While September is low season, the months that follow are even more extreme because October and into November bottom-out the low season. It truly is a time that can alter your life, like a slow death, if not planned for.

While September is low season — everyone is back to work, kids are in school — the months that follow are even more extreme because October and into November bottom-out the low season. It’s important to understand we have two tourist seasons.

Understanding the tourist seasons in Mexico

Mid-December to June is normally when the highest volume of international visitors arrive. For the most part, their home towns and cities are covered in snow, they’re up for a vacation and the kids are on break from school. They come to Mexico.

During June, July and August, domestic tourism is at its highest. During these months, most international visitors vacation in their own countries, take road trips and mini-staycations, go camping, enjoy the short summer holidays they are given. During these same months in Mexico are when Mexicans vacation, heading from their stuffy cities to the coast (in all directions) for a seaside or ocean side vacation.

They book hotels and tours, rent cars, sight-see, fill the restaurants and nightclubs as well as the local shopping malls and other stores. They arrive in large groups of family members that take over the streets and beaches for nearly three months before heading back to their home cities for work and school.

After that, it’s dead.

It is common to see small shops closed up for long periods of time. I also hate to say this, but this is also a high season for petty crime.

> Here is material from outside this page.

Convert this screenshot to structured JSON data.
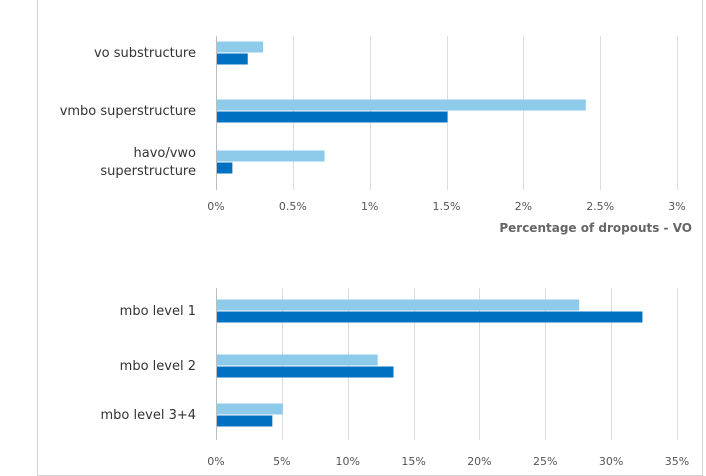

Some people become so desperate they steal…handbags from chairs, grocery bags from carts, people of money, phones…anything of value.

It truly is a season that can alter your life if not planned for.

So many people say they are going to hop the border and enjoy a seaside or ocean side lifestyle by “opening a little shop”, working a little and living a lot. Boy have I got news for you. Mexico is not necessarily an earning place as much as it is a spending place.

To survive here, you need a solid plan. If you’re not in need of money, then so be it. Kick back and open your little shop while working a little and living a lot. However, if you need to earn a living or even supplement an income (a retirement income, for example), I highly suggest you reconsider this little shop plan of action.

Making a living in these regions of Mexico is tough and extremely competitive at any given time, but during the low, low season, it can be the death of you.